Part-time

I was going to school. I was back in a School of Communication, now as a graduate student. I received the grades of my 1st semester. All As. And a couple of days later, I received my diagnosis. A big C. The mother of God, fucking Christ, of Cs.

I still remember that morning. I stopped at the post office and mailed photos from a recent shoot to a client. A normal day. I crossed the street and walked into my doctors' office. Everything stopped, right there & then. At first I thought it would be for a few days. "You have to see an oncologist." Not a normal day, I guess. Ok, I will be out for a few weeks. I won't take classes this summer. I'll take off work for sometime. Oh, dammed innocence!

As treatment started, going to work, or going to school, or holding a camera became abstract concepts, like the days of the week. Do you know those letters on a calendar? It meant nothing. Absolutely nothing. One day at a time, became one second at a time. Breath in. Breath out. I could maybe grasp seasons of the year. It was spring, then. I remember.


Now, little by little, the shock of treatment is easing off. I could easily call it a shock treatment, because in my mind it's all a blur. Chemotherapy. Mastectomy. It could be all one word chemotherapymastectomy. It happened. I'm looking over my shoulder and it's staying behind. In 3 weeks I'm going back to work. Part-time. So, 6 months latter I get some routine back. Kinda. Let's call it: a part-time routine.
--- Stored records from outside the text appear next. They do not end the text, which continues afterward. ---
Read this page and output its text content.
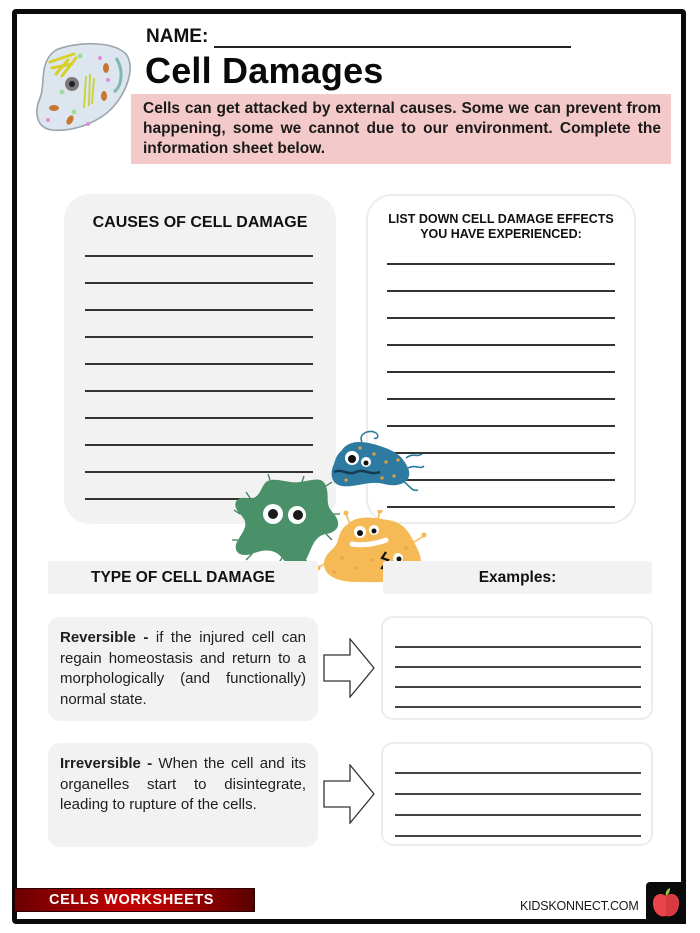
NAME:
Cell Damages
Cells can get attacked by external causes. Some we can prevent from happening, some we cannot due to our environment. Complete the information sheet below.
CAUSES OF CELL DAMAGE	LIST DOWN CELL DAMAGE EFFECTS
YOU HAVE EXPERIENCED:
TYPE OF CELL DAMAGE	Examples:
Reversible - if the injured cell can regain homeostasis and return to a morphologically (and functionally) normal state.
Irreversible - When the cell and its organelles start to disintegrate, leading to rupture of the cells.
CELLS WORKSHEETS	KIDSKONNECT.COM
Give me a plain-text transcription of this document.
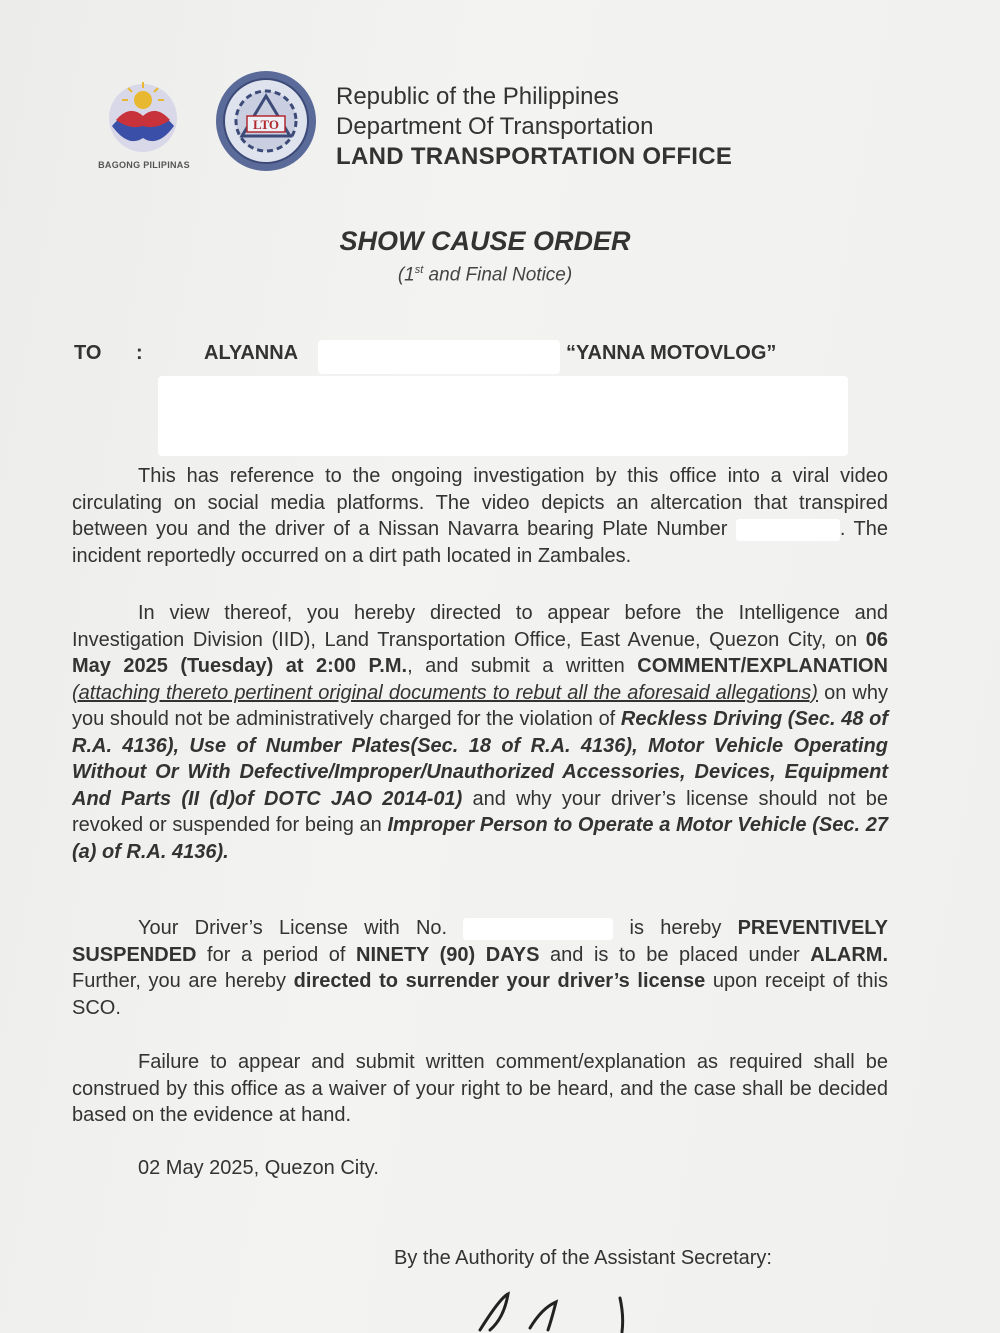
BAGONG PILIPINAS
LTO
Republic of the Philippines
Department Of Transportation
LAND TRANSPORTATION OFFICE
SHOW CAUSE ORDER
(1st and Final Notice)
TO :	ALYANNA	“YANNA MOTOVLOG”

This has reference to the ongoing investigation by this office into a viral video circulating on social media platforms. The video depicts an altercation that transpired between you and the driver of a Nissan Navarra bearing Plate Number	. The incident reportedly occurred on a dirt path located in Zambales.

In view thereof, you hereby directed to appear before the Intelligence and Investigation Division (IID), Land Transportation Office, East Avenue, Quezon City, on 06 May 2025 (Tuesday) at 2:00 P.M., and submit a written COMMENT/EXPLANATION (attaching thereto pertinent original documents to rebut all the aforesaid allegations) on why you should not be administratively charged for the violation of Reckless Driving (Sec. 48 of R.A. 4136), Use of Number Plates(Sec. 18 of R.A. 4136), Motor Vehicle Operating Without Or With Defective/Improper/Unauthorized Accessories, Devices, Equipment And Parts (II (d)of DOTC JAO 2014-01) and why your driver’s license should not be revoked or suspended for being an Improper Person to Operate a Motor Vehicle (Sec. 27 (a) of R.A. 4136).

Your Driver’s License with No.	is hereby PREVENTIVELY SUSPENDED for a period of NINETY (90) DAYS and is to be placed under ALARM. Further, you are hereby directed to surrender your driver’s license upon receipt of this SCO.

Failure to appear and submit written comment/explanation as required shall be construed by this office as a waiver of your right to be heard, and the case shall be decided based on the evidence at hand.

02 May 2025, Quezon City.

By the Authority of the Assistant Secretary:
Where did spring, summer, fall go? Yeah. I have no idea. But most importantly is where will I go? Because if what I do with my routine doesn't change much, the reasons why I do things will never be the same. So why go back to school? A Master degree will give me some validation, don't you think? One more diploma, that together with the other two degrees, I can wave for attention. Tubes floating up in the air. Look at me as I'm juggling it!

Yeah, I am questioning a lot. I am questioning everything. I am not sure of all those things I was willing to kill for, much less, the ones I was willing to die for. One thing I know. It will be winter soon. And that I won't forget.

 

Thoughts came after reading one paragraph: { "The most common ego identification have to do with possessions, the work you do, social status and recognition, knowledge and education, physical appearance, special abilities, relationships, personal and family history, belief systems, and often also political, nationalistic, racial, religious and other collective identifications. None of these is you. (...) All of these things you will have to relinquish sooner or later. Perhaps you find it hard to believe, and I am certainly not asking you to believe that your identity cannot be found in any of those things. You will know the truth of it for yourself. You will know it at the latest when you feel death approaching. Death is a stripping away of all that is not you. The secret of life is to "die before you die" - and find that there is no death." } - Eckhart Tolle, The power of Now.